This discussion has been locked.
You can no longer post new replies to this discussion. If you have a question you can start a new discussion

App crashes without unused array declaration

I have an application that is running on an ARM9 and compiled with V3.60. It uses RL. I am having a strange problem. We are really close to the maximum amount of memory on our processor, within 2K. During development, I declared an unsigned char array of size 1056 with global scope in one of the libraries that handles data packets that are received.

#include <91x_conf.h>
#include <91x_lib.H>
#include <RTL.h>
#include <string.h>

U8 my_buffer[1056];

I changed my implementation later and no longer needed that array.

Now, here is the strange part.

Task1 cannot handle large packets without that array declaration being present. If I comment the array declaration out or cut the size in half, the first large packet (~1076 bytes) that comes in crashes the entire application, though it works as long as the packets received over Task1's interface are small. Another weird thing is that Task2 is unable to properly receive data if I leave the array declaration in my code, yet it works if I leave the declaration out.

Task1 and Task2 both claim between 2-3K of allocated blocks of memory on the heap when they start, and those blocks are not reallocated or deallocated until the board is rebooted.

Any ideas what is going on here?

Parents
  • I believe you all are right. Thank you for your quick responses. I am leaning toward the stack overflow idea.

    A particular branch of my code under a certain operation from Task1 that handles those large packets also saves them to a storage media. I commented out just the part that was saving them, and the data transfer itself causes no crash. The call to save the data resembles this:

    Mem_Write( &rx_pkt[ 9 ], storage_address, data_size );

    Where rx_pkt is the data, data_size is extracted from the packet, which contains the length of the data, and the algorithm sequentially saves the data along the storage media. The data_size is always 11 less than the size of the packet, as I control the format on both ends. It SHOULD be consistent, as a failed checksum on receipt means that the packet is just ignored.

    So, something is overflowing there in the function call, I think.

    It goes BOOM on the very first packet received if I comment out the array, but only after it sends a response back to the data sender. The overflow may actually be there because the response is placed on the stack too.

    That gives me a few places to start tracing. Thanks guys.

Reply
  • I believe you all are right. Thank you for your quick responses. I am leaning toward the stack overflow idea.

    A particular branch of my code under a certain operation from Task1 that handles those large packets also saves them to a storage media. I commented out just the part that was saving them, and the data transfer itself causes no crash. The call to save the data resembles this:

    Mem_Write( &rx_pkt[ 9 ], storage_address, data_size );

    Where rx_pkt is the data, data_size is extracted from the packet, which contains the length of the data, and the algorithm sequentially saves the data along the storage media. The data_size is always 11 less than the size of the packet, as I control the format on both ends. It SHOULD be consistent, as a failed checksum on receipt means that the packet is just ignored.

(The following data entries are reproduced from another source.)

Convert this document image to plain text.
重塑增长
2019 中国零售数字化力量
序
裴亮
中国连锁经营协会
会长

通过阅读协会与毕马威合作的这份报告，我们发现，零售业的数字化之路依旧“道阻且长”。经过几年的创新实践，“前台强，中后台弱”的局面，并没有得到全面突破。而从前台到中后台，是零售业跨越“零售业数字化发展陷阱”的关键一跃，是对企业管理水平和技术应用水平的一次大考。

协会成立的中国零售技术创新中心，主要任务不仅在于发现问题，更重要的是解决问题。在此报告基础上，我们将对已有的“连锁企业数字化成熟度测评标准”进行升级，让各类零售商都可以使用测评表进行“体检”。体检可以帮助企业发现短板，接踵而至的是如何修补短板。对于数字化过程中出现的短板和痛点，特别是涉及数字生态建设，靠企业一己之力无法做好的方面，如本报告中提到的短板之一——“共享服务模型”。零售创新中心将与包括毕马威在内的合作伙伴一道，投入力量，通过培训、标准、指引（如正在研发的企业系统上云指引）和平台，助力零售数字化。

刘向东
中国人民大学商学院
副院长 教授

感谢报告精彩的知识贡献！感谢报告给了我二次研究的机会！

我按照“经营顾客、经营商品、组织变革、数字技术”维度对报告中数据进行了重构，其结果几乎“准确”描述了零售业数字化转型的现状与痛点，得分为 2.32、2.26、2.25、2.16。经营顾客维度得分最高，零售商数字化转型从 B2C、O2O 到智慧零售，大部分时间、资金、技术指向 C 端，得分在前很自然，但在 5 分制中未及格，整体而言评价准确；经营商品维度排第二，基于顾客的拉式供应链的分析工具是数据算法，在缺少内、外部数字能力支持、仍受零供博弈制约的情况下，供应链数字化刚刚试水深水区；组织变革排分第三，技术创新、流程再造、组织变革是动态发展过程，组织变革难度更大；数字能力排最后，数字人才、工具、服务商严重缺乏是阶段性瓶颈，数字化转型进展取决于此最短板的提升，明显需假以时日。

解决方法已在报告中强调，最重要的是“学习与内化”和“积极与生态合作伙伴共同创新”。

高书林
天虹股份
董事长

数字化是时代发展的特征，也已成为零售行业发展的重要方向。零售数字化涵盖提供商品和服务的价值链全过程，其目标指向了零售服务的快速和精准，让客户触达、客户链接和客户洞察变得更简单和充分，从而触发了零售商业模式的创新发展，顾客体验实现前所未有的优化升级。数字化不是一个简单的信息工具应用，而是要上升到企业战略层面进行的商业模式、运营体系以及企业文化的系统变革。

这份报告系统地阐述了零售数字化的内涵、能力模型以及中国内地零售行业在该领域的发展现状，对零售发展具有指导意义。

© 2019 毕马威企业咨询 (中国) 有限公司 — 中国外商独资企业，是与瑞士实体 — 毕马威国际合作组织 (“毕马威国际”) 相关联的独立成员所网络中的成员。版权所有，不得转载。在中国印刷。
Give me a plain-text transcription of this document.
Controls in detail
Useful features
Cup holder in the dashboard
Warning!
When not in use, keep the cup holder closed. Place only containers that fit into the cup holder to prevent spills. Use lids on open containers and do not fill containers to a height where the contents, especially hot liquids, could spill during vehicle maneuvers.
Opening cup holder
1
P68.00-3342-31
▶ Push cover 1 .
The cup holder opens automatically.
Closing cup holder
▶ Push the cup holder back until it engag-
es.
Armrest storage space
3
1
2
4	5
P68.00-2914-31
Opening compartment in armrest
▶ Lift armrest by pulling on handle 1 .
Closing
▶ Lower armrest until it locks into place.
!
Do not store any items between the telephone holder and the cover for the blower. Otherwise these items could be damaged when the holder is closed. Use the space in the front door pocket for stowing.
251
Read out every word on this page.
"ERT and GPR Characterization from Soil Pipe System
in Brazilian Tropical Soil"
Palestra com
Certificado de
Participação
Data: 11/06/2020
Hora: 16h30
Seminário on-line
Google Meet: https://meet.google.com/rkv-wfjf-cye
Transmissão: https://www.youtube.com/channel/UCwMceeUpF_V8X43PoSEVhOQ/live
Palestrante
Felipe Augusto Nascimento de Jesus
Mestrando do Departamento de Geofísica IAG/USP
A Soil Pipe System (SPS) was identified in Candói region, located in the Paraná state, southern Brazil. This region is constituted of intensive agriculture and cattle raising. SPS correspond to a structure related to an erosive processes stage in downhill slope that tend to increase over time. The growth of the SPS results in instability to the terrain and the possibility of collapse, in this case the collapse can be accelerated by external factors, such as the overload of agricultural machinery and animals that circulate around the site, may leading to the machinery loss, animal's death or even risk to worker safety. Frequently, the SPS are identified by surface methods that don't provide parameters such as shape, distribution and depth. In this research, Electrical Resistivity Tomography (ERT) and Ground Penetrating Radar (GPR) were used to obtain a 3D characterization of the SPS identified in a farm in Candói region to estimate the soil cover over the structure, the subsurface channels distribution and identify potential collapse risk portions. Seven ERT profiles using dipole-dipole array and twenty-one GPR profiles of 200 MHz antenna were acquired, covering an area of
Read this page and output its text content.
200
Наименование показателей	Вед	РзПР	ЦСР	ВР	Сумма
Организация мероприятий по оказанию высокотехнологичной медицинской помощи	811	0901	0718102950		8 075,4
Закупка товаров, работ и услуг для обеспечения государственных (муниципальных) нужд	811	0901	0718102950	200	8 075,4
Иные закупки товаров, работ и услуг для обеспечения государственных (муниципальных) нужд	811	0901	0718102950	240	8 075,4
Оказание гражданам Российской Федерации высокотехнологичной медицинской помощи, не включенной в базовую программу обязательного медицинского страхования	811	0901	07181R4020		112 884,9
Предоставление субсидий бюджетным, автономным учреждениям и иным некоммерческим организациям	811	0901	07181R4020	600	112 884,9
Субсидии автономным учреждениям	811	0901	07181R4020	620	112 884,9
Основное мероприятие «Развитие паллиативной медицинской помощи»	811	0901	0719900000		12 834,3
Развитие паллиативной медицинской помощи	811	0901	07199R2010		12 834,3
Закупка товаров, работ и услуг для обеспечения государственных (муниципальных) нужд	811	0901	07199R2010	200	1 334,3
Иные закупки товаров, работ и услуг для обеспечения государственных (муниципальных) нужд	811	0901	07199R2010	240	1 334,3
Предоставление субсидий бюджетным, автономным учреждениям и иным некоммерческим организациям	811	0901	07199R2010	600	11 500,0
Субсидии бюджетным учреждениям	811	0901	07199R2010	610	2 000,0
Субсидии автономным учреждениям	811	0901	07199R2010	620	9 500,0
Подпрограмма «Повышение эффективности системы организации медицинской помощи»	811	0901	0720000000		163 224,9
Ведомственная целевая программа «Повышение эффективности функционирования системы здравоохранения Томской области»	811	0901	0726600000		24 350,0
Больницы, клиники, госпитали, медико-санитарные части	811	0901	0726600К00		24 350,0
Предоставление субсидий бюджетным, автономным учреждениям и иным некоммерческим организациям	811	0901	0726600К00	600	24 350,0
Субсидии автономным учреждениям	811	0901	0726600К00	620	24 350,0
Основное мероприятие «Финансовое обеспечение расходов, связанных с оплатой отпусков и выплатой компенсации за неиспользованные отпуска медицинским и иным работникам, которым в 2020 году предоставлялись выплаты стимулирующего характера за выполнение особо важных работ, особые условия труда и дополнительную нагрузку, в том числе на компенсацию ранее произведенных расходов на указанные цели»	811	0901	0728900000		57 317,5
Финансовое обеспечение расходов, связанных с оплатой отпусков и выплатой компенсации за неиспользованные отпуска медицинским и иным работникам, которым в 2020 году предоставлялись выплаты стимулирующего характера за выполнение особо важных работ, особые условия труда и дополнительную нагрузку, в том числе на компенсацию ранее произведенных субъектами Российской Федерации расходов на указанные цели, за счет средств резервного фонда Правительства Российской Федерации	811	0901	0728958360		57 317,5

    So, something is overflowing there in the function call, I think.

    It goes BOOM on the very first packet received if I comment out the array, but only after it sends a response back to the data sender. The overflow may actually be there because the response is placed on the stack too.

    That gives me a few places to start tracing. Thanks guys.

Children
  • Well, I think I've figured it out. I'll explain so that maybe this helps someone.

    The next line after the Mem_Write call was:
    os_dly_wait(30);

    I commented that out too. If I uncommented only the os_dly_wait line, crashes occured again, whereas uncommenting Mem_Write and leaving os_dly_wait commented did not. What I think was happening is that the os_dly_wait call combined with a debug message that I was sending on the same interface and the response back to the sender were stacking up too much stuff, causing a stack overflow. The debug message and the response to the sender both use static arrays, but they have to control an OS_MUT with an infinite timeout to be sent. Removing the delay allowed the debug message and response to go out without a delay, thus preventing the overflow.

    So it was a combination of stack overflow and task switching that caused a crash, followed by a watchdog reset.

    Thanks all.

  • It's hard to tell without seeing the code, but it sounds as if the root cause is still there! Are you comfortable with a buffer overrun solved by a different timing...?

  • Not exactly, no. I plan to discuss ways to correct the root cause with our Manager of Software Development to make sure it is fully resolved.